Слишком уж быстро он освоился и вступил в плотное взаимодействие со мной. Но почему тогда не рассказать мне правду? Почему он считает, что это как-то повредит мне?

Вспомнились слова Тима о том, что кто-то хотел завербовать профессора. Может… Макса завербовали? Да, Соловьев разрабатывал программу, но отказался ее продавать за границу, и ему отомстили. Версия, шитая белыми нитками, и непонятно, какое отношение сын криминального авторитета имел к заграничным шпионам, но тем не менее. Может, Макс боится, что меня уберут, как лишнего свидетеля, если я узнаю какие-то факты и не дай бог решу высказать их на суде? Тогда получается, что он все- таки защищает меня, как и говорил. И тогда все мои сомнения не делают мне чести, ведь он очень просил верить на слово.

А что, если. если я могу спасти его, не сообщая суду опасных фактов?

Я отложила фотоальбом и вскочила на ноги. Мгновение — и вокруг меня развернулась картинка из воспоминаний Макса. Да, ходить одной в сеанс нельзя, но если ненадолго, то ведь ничего страшного?

Снова и снова я обводила взглядом обстановку квартиры профессора. Две фигуры застыли друг напротив друга. Соловьев — все еще с кружкой в руках, за несколько секунд до смерти. Макс. при взгляде на него я ощутила знакомый трепет в груди. Сильный, непоколебимый, с мрачным выражением лица. Плечи гордо расправлены, челюсть упрямо выдвинута вперед. Эти губы, которые целовали меня. руки, которые крепко сжимали в объятиях.

Я поймала себя на том, что стою и глажу Макса по щеке, и отдернула руку. Повернулась к профессору. Это же легко. Кружка в его руках превращается. в пистолет. Немного поправить картинку. вот пальцы легли на рукоятку, и кажется, получилось вполне естественно. Это могло бы выглядеть, как самооборона. Да. Соловьев пригласил к себе Макса, угрожал, вынул пистолет. Причину можно придумать, это пока не важно. Отступаю в сторону, играю фигурами, как на шахматной доске. Один — наводит оружие. Другой — делает бросок, выхватывает пистолет и стреляет. Два раза. Один в сердце. Второй — в голову.
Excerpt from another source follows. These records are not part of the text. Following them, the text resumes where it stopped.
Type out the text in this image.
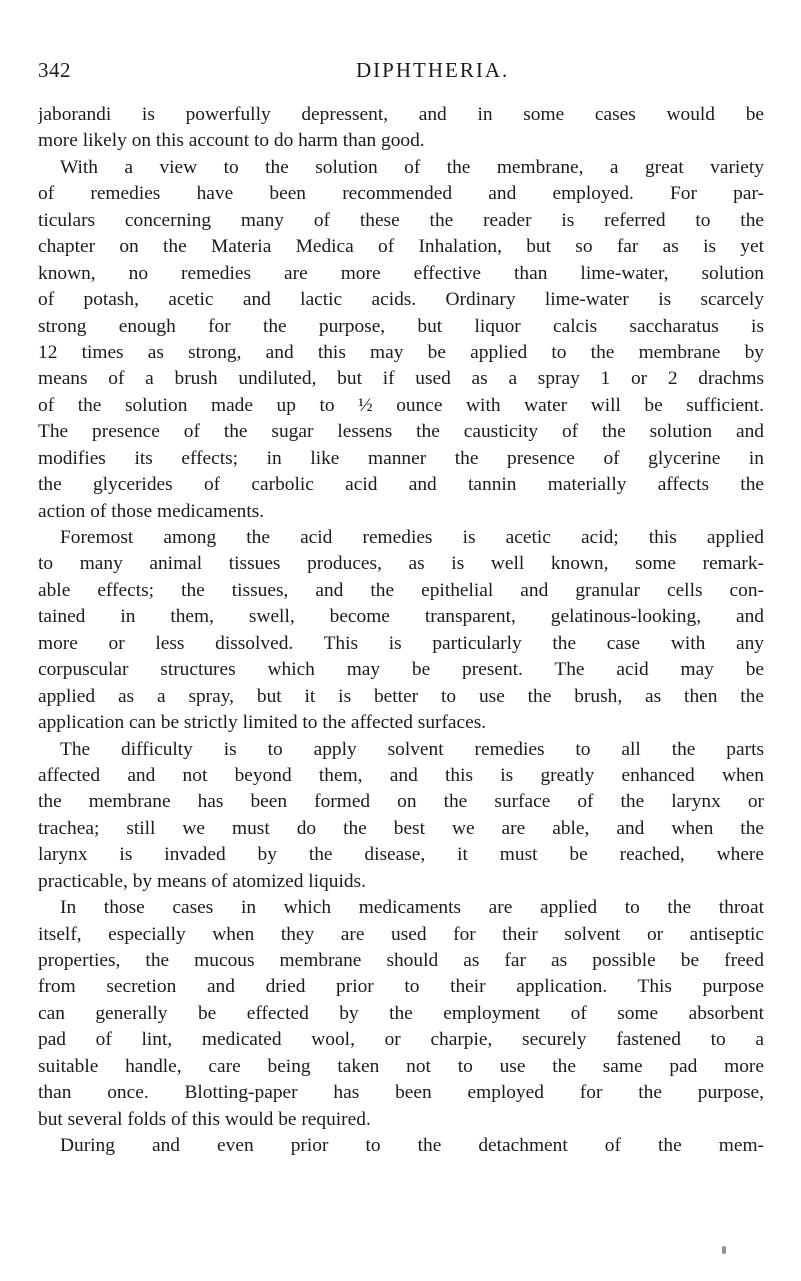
342	DIPHTHERIA.
jaborandi is powerfully depressent, and in some cases would be
more likely on this account to do harm than good.
With a view to the solution of the membrane, a great variety
of remedies have been recommended and employed. For par-
ticulars concerning many of these the reader is referred to the
chapter on the Materia Medica of Inhalation, but so far as is yet
known, no remedies are more effective than lime-water, solution
of potash, acetic and lactic acids. Ordinary lime-water is scarcely
strong enough for the purpose, but liquor calcis saccharatus is
12 times as strong, and this may be applied to the membrane by
means of a brush undiluted, but if used as a spray 1 or 2 drachms
of the solution made up to ½ ounce with water will be sufficient.
The presence of the sugar lessens the causticity of the solution and
modifies its effects; in like manner the presence of glycerine in
the glycerides of carbolic acid and tannin materially affects the
action of those medicaments.
Foremost among the acid remedies is acetic acid; this applied
to many animal tissues produces, as is well known, some remark-
able effects; the tissues, and the epithelial and granular cells con-
tained in them, swell, become transparent, gelatinous-looking, and
more or less dissolved. This is particularly the case with any
corpuscular structures which may be present. The acid may be
applied as a spray, but it is better to use the brush, as then the
application can be strictly limited to the affected surfaces.
The difficulty is to apply solvent remedies to all the parts
affected and not beyond them, and this is greatly enhanced when
the membrane has been formed on the surface of the larynx or
trachea; still we must do the best we are able, and when the
larynx is invaded by the disease, it must be reached, where
practicable, by means of atomized liquids.
In those cases in which medicaments are applied to the throat
itself, especially when they are used for their solvent or antiseptic
properties, the mucous membrane should as far as possible be freed
from secretion and dried prior to their application. This purpose
can generally be effected by the employment of some absorbent
pad of lint, medicated wool, or charpie, securely fastened to a
suitable handle, care being taken not to use the same pad more
than once. Blotting-paper has been employed for the purpose,
but several folds of this would be required.
During and even prior to the detachment of the mem-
Поморщившись, я оборвала сеанс и принялась расхаживать по гостиной. Это абсурд. Я скатилась уже просто ниже некуда, если пытаюсь обставить убийство любимого учителя, переложив всю вину на него! Подделываю воспоминания Макса! Я вообще допустила саму мысль, что могу попытаться их подделать, хотя ранее в разговоре с Сергеем всегда яростно отрицала подобное!

Я — больше не Синий Код. Я — влюбленная женщина.

Мне страшно от того, как сильно я хочу быть с ним.

Сергей пришел домой поздно ночью, пьяный. Ходил по темной квартире, натыкался на мебель, бормотал под нос ругательства, но свет не включал. Я догадалась, что наверное не хочет будить, хотя проснулась еще от громкого хлопка двери и лязганья ключей, упавших на пол. Решила подыграть и притвориться спящей. Нам предстоял серьезный разговор, а я неожиданно поняла, что совершенно к нему не готова, не подобрала подходящих слов, чтобы не обидеть.

Наконец, муж сумел раздеться, полез в кровать. Принялся бормотать, что был на съемках передачи, а потом поехал с кем-то куда-то это дело отмечать. Навалился всем телом, попробовал целовать. Меня скрутило от плотного запаха алкоголя, ударившего в лицо. Прикосновения Сергея казались неприятными, чужими. После Макса мое тело отвергало любого другого мужчину.

Я попробовала отбиваться, сначала по-хорошему, с уговорами. Но Сергей разошелся, хотел порвать на мне одежду, взять силой. Твердил, что жена не имеет права отказывать. Я сама не поняла, в какой момент размахнулась и отвесила ему звонкую пощечину. Муж замер, обиженно засопел в темноте, но меня настолько разозлили его действия, что демонстративно подхватила подушку, одеяло и отправилась спать в гостиную, на диван. Пока устраивала себе новую постель, укладывалась поудобнее, из спальни уже донесся раскатистый храп.

Пробуждение тоже оказалось не самым радужным. На рассвете меня словно кто-то толкнул в бок, я открыла глаза. Открыла — и не поверила.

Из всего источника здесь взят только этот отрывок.